Sur le Pass numérique, nous sommes actionnaires (aux côtés de l'État et de la MAIF notamment) en fonds propres et en quasi-fonds propres de la société APTIC, opératrice du Pass numérique. Une levée de 2 millions d'euros a servi à construire les capacités, recruter des gens dans cette société d'intérêt collectif, dans laquelle la Caisse et l'État sont très présents. Ce n'est pas une société publique, mais elle revêt un caractère d'intérêt général très fort. Le statut de société coopérative aussi est très intéressant car il permet d'associer les collectivités territoriales à la gouvernance. Je signale qu'il s'agit d'un des rares cas de participation de collectivités à des sociétés économiques dans un modèle économique d'investisseur. Cela permet de casser cette logique de prescripteur, acheteur/acheté et de construire autrement un dispositif.

Jusqu'alors, 10 millions d'euros ont été injectés en 2019, et 15 millions d'euros ont été annoncés avec le cofinancement « 1 euro pour 1 euro » entre l'État et les collectivités. Les collectivités engagées sont souvent les plus matures. Du fait de leur implication dans la stratégie nationale, elles savent ce qu'est le Pass numérique et savent quasiment le distribuer : la Nouvelle Aquitaine, la Drôme ou la Normandie sont des exemples pertinents, des territoires très structurés.

Un dispositif de hubs consiste à aller chercher les territoires les plus reculés. Depuis le début de l'année, nous avons organisé trois webinaires avec des territoires qui n'étaient pas concernés initialement par le Pass numérique, afin de leur expliquer les dispositifs mis en place, notamment pour les diffuser auprès du public. Cela représente une trentaine de départements.

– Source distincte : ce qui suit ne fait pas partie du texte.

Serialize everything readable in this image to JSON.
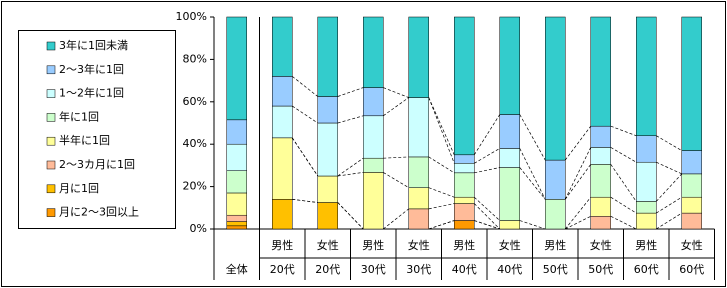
{
  "chart_data": {
    "type": "stacked_bar_100",
    "categories": [
      [
        "全体"
      ],
      [
        "男性",
        "20代"
      ],
      [
        "女性",
        "20代"
      ],
      [
        "男性",
        "30代"
      ],
      [
        "女性",
        "30代"
      ],
      [
        "男性",
        "40代"
      ],
      [
        "女性",
        "40代"
      ],
      [
        "男性",
        "50代"
      ],
      [
        "女性",
        "50代"
      ],
      [
        "男性",
        "60代"
      ],
      [
        "女性",
        "60代"
      ]
    ],
    "series": [
      {
        "name": "月に2～3回以上",
        "color": "#FF9900",
        "values": [
          1.5,
          0,
          0,
          0,
          0,
          4,
          0,
          0,
          0,
          0,
          0
        ]
      },
      {
        "name": "月に1回",
        "color": "#FFC000",
        "values": [
          2,
          14,
          12.5,
          0,
          0,
          0,
          0,
          0,
          0,
          0,
          0
        ]
      },
      {
        "name": "2～3カ月に1回",
        "color": "#FFBB99",
        "values": [
          3,
          0,
          0,
          0,
          9.5,
          8,
          0,
          0,
          6,
          0,
          7.5
        ]
      },
      {
        "name": "半年に1回",
        "color": "#FFFF99",
        "values": [
          10.5,
          29,
          12.5,
          26.7,
          10,
          3,
          4,
          0,
          9,
          7.5,
          7.5
        ]
      },
      {
        "name": "年に1回",
        "color": "#CCFFCC",
        "values": [
          10.5,
          0,
          0,
          6.7,
          14.5,
          11.5,
          25,
          14,
          15.5,
          5.5,
          11
        ]
      },
      {
        "name": "1～2年に1回",
        "color": "#CCFFFF",
        "values": [
          12.5,
          15,
          25,
          20,
          28,
          4.5,
          9,
          0,
          8,
          18.5,
          0
        ]
      },
      {
        "name": "2～3年に1回",
        "color": "#99CCFF",
        "values": [
          11.5,
          14,
          12.5,
          13.3,
          0,
          4,
          16,
          18.5,
          10,
          12.5,
          11
        ]
      },
      {
        "name": "3年に1回未満",
        "color": "#33CCCC",
        "values": [
          48.5,
          28,
          37.5,
          33.3,
          38,
          65,
          46,
          67.5,
          51.5,
          56,
          63
        ]
      }
    ],
    "ylim": [
      0,
      100
    ],
    "yticks": [
      {
        "value": 0,
        "label": "0%"
      },
      {
        "value": 20,
        "label": "20%"
      },
      {
        "value": 40,
        "label": "40%"
      },
      {
        "value": 60,
        "label": "60%"
      },
      {
        "value": 80,
        "label": "80%"
      },
      {
        "value": 100,
        "label": "100%"
      }
    ],
    "legend": "left"
  }
}
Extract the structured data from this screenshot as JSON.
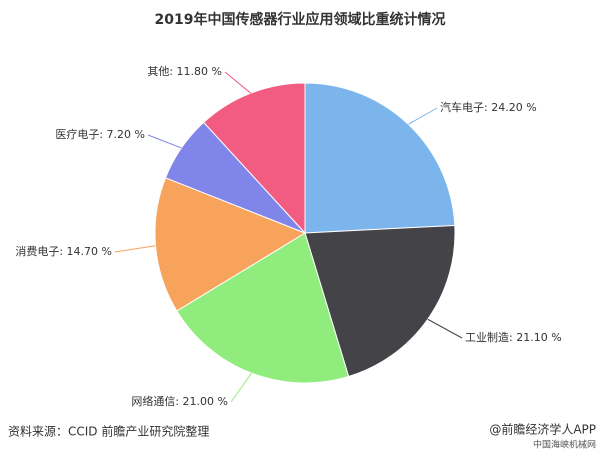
{
  "chart_data": {
    "type": "pie",
    "title": "2019年中国传感器行业应用领域比重统计情况",
    "values": [
      24.2,
      21.1,
      21.0,
      14.7,
      7.2,
      11.8
    ],
    "value_labels": [
      "汽车电子: 24.20 %",
      "工业制造: 21.10 %",
      "网络通信: 21.00 %",
      "消费电子: 14.70 %",
      "医疗电子: 7.20 %",
      "其他: 11.80 %"
    ],
    "colors": [
      "#7cb5ec",
      "#434348",
      "#90ed7d",
      "#f7a35c",
      "#8085e9",
      "#f15c80"
    ]
  },
  "footer": {
    "source": "资料来源：CCID 前瞻产业研究院整理",
    "brand": "@前瞻经济学人APP",
    "site": "中国海峡机械网"
  }
}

Nous pouvons également évoquer les territoires d'expérimentation, les « TANI », un dispositif de bonnes pratiques et de partage au niveau de l'ANCT. Il s'agit d'une communauté animée via du numérique (pour l'instant), y compris avec le secrétaire d'État, en partage d'expérience, partage des charges etc.

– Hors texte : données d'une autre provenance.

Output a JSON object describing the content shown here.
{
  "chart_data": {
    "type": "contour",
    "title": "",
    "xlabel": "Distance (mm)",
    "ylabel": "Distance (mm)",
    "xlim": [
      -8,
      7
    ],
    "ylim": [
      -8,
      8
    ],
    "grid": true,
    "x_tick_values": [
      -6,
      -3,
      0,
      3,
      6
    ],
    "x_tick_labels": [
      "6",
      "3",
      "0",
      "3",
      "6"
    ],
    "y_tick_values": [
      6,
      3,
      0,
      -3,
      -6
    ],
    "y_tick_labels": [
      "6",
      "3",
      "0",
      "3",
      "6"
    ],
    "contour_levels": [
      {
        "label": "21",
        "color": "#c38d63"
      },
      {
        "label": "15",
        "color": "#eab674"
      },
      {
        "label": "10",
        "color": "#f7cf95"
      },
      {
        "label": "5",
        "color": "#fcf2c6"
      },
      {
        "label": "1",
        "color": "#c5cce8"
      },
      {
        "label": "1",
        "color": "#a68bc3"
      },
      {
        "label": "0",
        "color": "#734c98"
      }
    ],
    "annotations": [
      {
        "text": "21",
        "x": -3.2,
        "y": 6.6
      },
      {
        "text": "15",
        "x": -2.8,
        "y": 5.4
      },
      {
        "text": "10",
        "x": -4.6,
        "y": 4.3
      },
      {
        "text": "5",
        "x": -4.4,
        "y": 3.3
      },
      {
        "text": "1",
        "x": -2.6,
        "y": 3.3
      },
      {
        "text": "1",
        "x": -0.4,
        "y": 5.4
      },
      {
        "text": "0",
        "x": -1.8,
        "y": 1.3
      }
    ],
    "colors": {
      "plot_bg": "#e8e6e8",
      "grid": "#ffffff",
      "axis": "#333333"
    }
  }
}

Effectivement, le Pass numérique concerne pour l'instant les territoires les plus matures car il faut pouvoir identifier les lieux dans lesquels il serait bénéfique. Beaucoup de collectivités ont cette maturité car des schémas directeurs au niveau départemental ont été mis en place, y compris avec les préfets.

La seconde problématique vient de la manière dont vous le diffusez, cette question est plus complexe. Une fois les Pass numériques achetés, il faut identifier les bons citoyens à qui les donner. Cette identification est extrêmement compliquée car aujourd'hui seules les personnes en interface directe avec nos concitoyens se rendent compte des difficultés. Nous devons fournir une mini-formation pour expliquer les critères d'éligibilité au Pass numérique. Nous devons être vigilants car dans une France Services ou dans une mairie, vous pourriez très bien donner un Pass numérique à une personne de manière non ciblée. Or, nous savons que le ciblage est la clef de la réussite.

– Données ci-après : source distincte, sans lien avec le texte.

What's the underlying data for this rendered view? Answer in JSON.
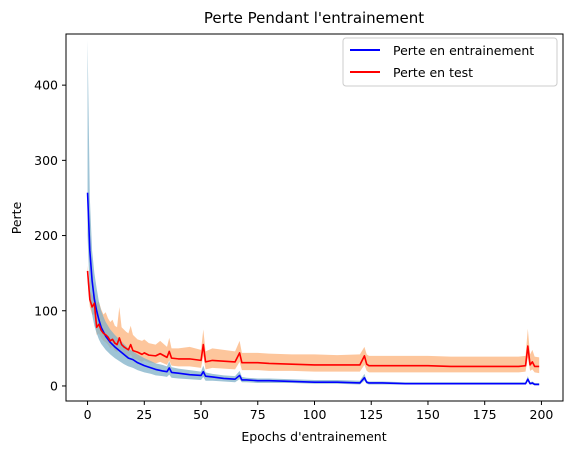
{
  "chart_data": {
    "type": "line",
    "title": "Perte Pendant l'entrainement",
    "xlabel": "Epochs d'entrainement",
    "ylabel": "Perte",
    "xlim": [
      -9.5,
      209.5
    ],
    "ylim": [
      -20,
      468
    ],
    "xticks": [
      "0",
      "25",
      "50",
      "75",
      "100",
      "125",
      "150",
      "175",
      "200"
    ],
    "yticks": [
      "0",
      "100",
      "200",
      "300",
      "400"
    ],
    "grid": false,
    "legend_position": "top-right",
    "series": [
      {
        "name": "Perte en entrainement",
        "color": "#0000ff",
        "band_color": "#7fb0c8",
        "x": [
          0,
          1,
          2,
          3,
          4,
          5,
          6,
          7,
          8,
          9,
          10,
          12,
          14,
          16,
          18,
          20,
          22,
          25,
          28,
          30,
          33,
          35,
          36,
          37,
          40,
          45,
          50,
          51,
          52,
          55,
          60,
          65,
          67,
          68,
          70,
          75,
          80,
          90,
          100,
          110,
          120,
          122,
          123,
          124,
          125,
          130,
          140,
          150,
          160,
          170,
          180,
          190,
          193,
          194,
          195,
          196,
          197,
          199
        ],
        "y": [
          257,
          180,
          140,
          115,
          100,
          88,
          78,
          72,
          66,
          62,
          58,
          52,
          47,
          42,
          37,
          35,
          31,
          27,
          24,
          22,
          20,
          19,
          24,
          18,
          17,
          15,
          14,
          19,
          13,
          12,
          10,
          9,
          14,
          8,
          8,
          7,
          7,
          6,
          5,
          5,
          4,
          11,
          5,
          4,
          4,
          4,
          3,
          3,
          3,
          3,
          3,
          3,
          3,
          9,
          3,
          4,
          2,
          2
        ],
        "lower": [
          200,
          120,
          95,
          80,
          70,
          62,
          56,
          52,
          48,
          45,
          42,
          37,
          33,
          29,
          26,
          24,
          21,
          18,
          16,
          14,
          13,
          12,
          15,
          11,
          10,
          9,
          8,
          12,
          7,
          7,
          6,
          5,
          9,
          5,
          5,
          4,
          4,
          4,
          3,
          3,
          2,
          7,
          3,
          2,
          2,
          2,
          2,
          2,
          2,
          2,
          2,
          2,
          2,
          6,
          2,
          2,
          1,
          1
        ],
        "upper": [
          460,
          250,
          180,
          150,
          130,
          112,
          100,
          92,
          85,
          80,
          75,
          68,
          62,
          56,
          50,
          46,
          42,
          37,
          33,
          30,
          28,
          26,
          33,
          25,
          23,
          21,
          19,
          27,
          18,
          16,
          14,
          13,
          20,
          12,
          11,
          10,
          10,
          9,
          8,
          8,
          7,
          16,
          7,
          6,
          6,
          6,
          5,
          5,
          5,
          5,
          5,
          5,
          5,
          13,
          5,
          6,
          4,
          4
        ]
      },
      {
        "name": "Perte en test",
        "color": "#ff0000",
        "band_color": "#fdc397",
        "x": [
          0,
          1,
          2,
          3,
          4,
          5,
          6,
          7,
          8,
          9,
          10,
          11,
          12,
          13,
          14,
          15,
          16,
          17,
          18,
          19,
          20,
          22,
          24,
          25,
          27,
          30,
          32,
          35,
          36,
          37,
          40,
          45,
          50,
          51,
          52,
          55,
          60,
          65,
          67,
          68,
          70,
          75,
          80,
          90,
          100,
          110,
          120,
          122,
          123,
          124,
          125,
          130,
          140,
          150,
          160,
          170,
          180,
          190,
          193,
          194,
          195,
          196,
          197,
          199
        ],
        "y": [
          153,
          115,
          105,
          110,
          78,
          82,
          74,
          70,
          68,
          65,
          60,
          62,
          57,
          55,
          64,
          55,
          52,
          50,
          48,
          55,
          47,
          45,
          42,
          44,
          41,
          40,
          43,
          38,
          46,
          37,
          36,
          36,
          34,
          55,
          32,
          34,
          33,
          32,
          44,
          31,
          31,
          31,
          30,
          29,
          28,
          28,
          28,
          40,
          29,
          27,
          27,
          27,
          27,
          27,
          26,
          26,
          26,
          26,
          27,
          53,
          28,
          32,
          26,
          26
        ],
        "lower": [
          140,
          105,
          95,
          95,
          68,
          70,
          64,
          60,
          58,
          55,
          50,
          52,
          47,
          45,
          50,
          45,
          42,
          40,
          38,
          42,
          37,
          35,
          32,
          34,
          31,
          30,
          32,
          28,
          34,
          27,
          26,
          26,
          24,
          40,
          22,
          24,
          23,
          22,
          32,
          21,
          21,
          21,
          20,
          20,
          19,
          19,
          19,
          28,
          20,
          18,
          18,
          18,
          18,
          18,
          18,
          18,
          18,
          18,
          19,
          38,
          20,
          22,
          18,
          17
        ],
        "upper": [
          160,
          128,
          120,
          125,
          110,
          112,
          102,
          95,
          98,
          90,
          85,
          88,
          80,
          78,
          105,
          78,
          75,
          72,
          70,
          80,
          68,
          62,
          60,
          62,
          57,
          55,
          60,
          52,
          64,
          50,
          50,
          52,
          48,
          75,
          46,
          50,
          48,
          46,
          60,
          44,
          44,
          44,
          43,
          42,
          42,
          41,
          42,
          52,
          42,
          40,
          40,
          40,
          40,
          40,
          39,
          39,
          39,
          39,
          40,
          76,
          42,
          48,
          39,
          38
        ]
      }
    ]
  }
}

Je citerai deux exemples. D'abord en Saône-et-Loire, où j'ai vu des Pass numériques être donnés suite à la numérisation du Chèque emploi service universel (Cesu). Le Cesu est très basique mais du jour au lendemain, il est passé en numérique et il est devenu compliqué de commander des chèques Cesu. Cette difficulté n'a pas du tout été repérée par l'administration et s'est révélée très importante l'hiver dernier. La majorité de la médiation s'est concentrée sur cette question. Le Cesu n'étant pris en charge par personne, des ateliers Pass numériques ont été organisés pour répondre à ce problème.

Le second exemple, c'est le décrochage scolaire. À Dijon, le rectorat a identifié les parents des décrocheurs scolaires dans les collèges. Assez vite, la corrélation a été faite entre le décrochage de l'enfant et le fait que les parents n'utilisaient jamais les outils numériques : Pronote, l'ENT... Le CPE identifiait l'élève et donnait un Pass numérique aux parents concernés, car beaucoup de parents ne savaient pas faire et n'osaient pas demander, par honte. Cela a bien fonctionné car cela était très ciblé, pour un moment donné. Nous devons donc avoir une vision stratégique autour des lieux, de la façon dont on va les diffuser, en même temps que sur les préoccupations réelles.

Je finirai sur les cartes grises, un cas très particulier. Aujourd'hui, des préfets ont autorisé des opérateurs privés à facturer 29 euros pour cette procédure, alors que des préfectures ont fermé et que des France Services font cette même procédure gratuitement. C'est un vrai sujet que nous devrons aborder. Nous avons reçu la société Feu Vert dans le cadre de la Stratégie nationale pour un numérique inclusif. Elle nous a expliqué que finalement, dans le panier moyen de la réparation d'une automobile, les consommateurs paient 29 euros pour s'épargner une procédure administrative. Cela ne pourrait-il pas être pris en charge par le Pass numérique ? Nous aimerions que les élus territoriaux y réfléchissent.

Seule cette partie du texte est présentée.